As belíssimas locações, os cenários, os personagens atrativos (pelo menos o foram nas duas primeiras temporadas), os toques de humor desconcertantes e mórbidos, as performances das atrizes principais (particularmente Jodie Comer), entre outros ingredientes, explicam o interesse que a série despertou. Entretanto, gostaria de ressaltar um outro aspecto de Killing Eve

Óbvio que a violência é um componente importante nas histórias ali contadas - afinal, uma das protagonistas é uma psicopata cuja profissão é justamente matar pessoas. O sexo, entretanto, é um outro elemento muito bem explorado, mesmo que quase não haja cenas representando o ato.

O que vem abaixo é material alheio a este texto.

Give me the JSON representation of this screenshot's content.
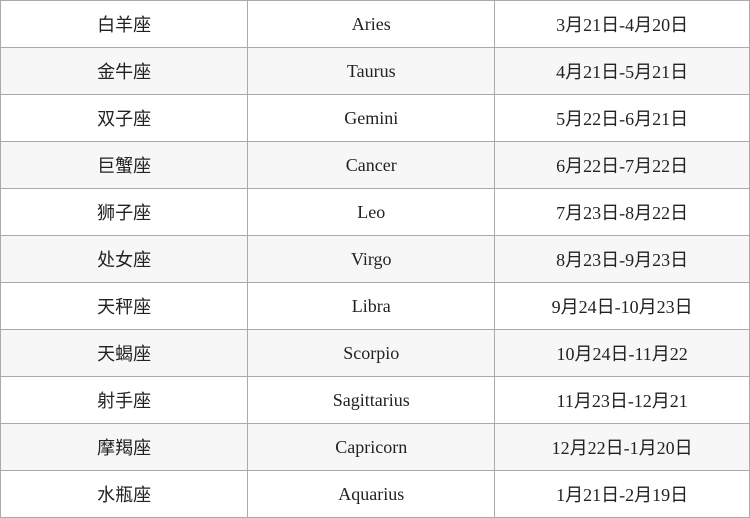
{
  "table": {
    "rows": [
      {
        "chinese": "白羊座",
        "english": "Aries",
        "dates": "3月21日-4月20日"
      },
      {
        "chinese": "金牛座",
        "english": "Taurus",
        "dates": "4月21日-5月21日"
      },
      {
        "chinese": "双子座",
        "english": "Gemini",
        "dates": "5月22日-6月21日"
      },
      {
        "chinese": "巨蟹座",
        "english": "Cancer",
        "dates": "6月22日-7月22日"
      },
      {
        "chinese": "狮子座",
        "english": "Leo",
        "dates": "7月23日-8月22日"
      },
      {
        "chinese": "处女座",
        "english": "Virgo",
        "dates": "8月23日-9月23日"
      },
      {
        "chinese": "天秤座",
        "english": "Libra",
        "dates": "9月24日-10月23日"
      },
      {
        "chinese": "天蝎座",
        "english": "Scorpio",
        "dates": "10月24日-11月22"
      },
      {
        "chinese": "射手座",
        "english": "Sagittarius",
        "dates": "11月23日-12月21"
      },
      {
        "chinese": "摩羯座",
        "english": "Capricorn",
        "dates": "12月22日-1月20日"
      },
      {
        "chinese": "水瓶座",
        "english": "Aquarius",
        "dates": "1月21日-2月19日"
      }
    ]
  }
}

A começar por Villanelle, constantemente reclamando de tédio. Ser bem paga, vestir-se esplendorosamente bem, viajar por importantes cidades europeias - além do êxtase que devia experimentar na execução dos assassinatos -, tudo isso mostra-se insuficiente para aplacar seu fastio. Como costuma acontecer com os psicopatas, os outros seres humanos são para ela apenas objetos ou peças às vezes úteis para alcançar certas finalidades (entre estas, a satisfação sexual), exceção para Konstantin e, claro, Eve Polastri, pelos quais demonstra emoções diferentes. É na tensão, inclusive erótica, entre ela e Eve que acontecem alguns dos momentos mais marcantes da série. 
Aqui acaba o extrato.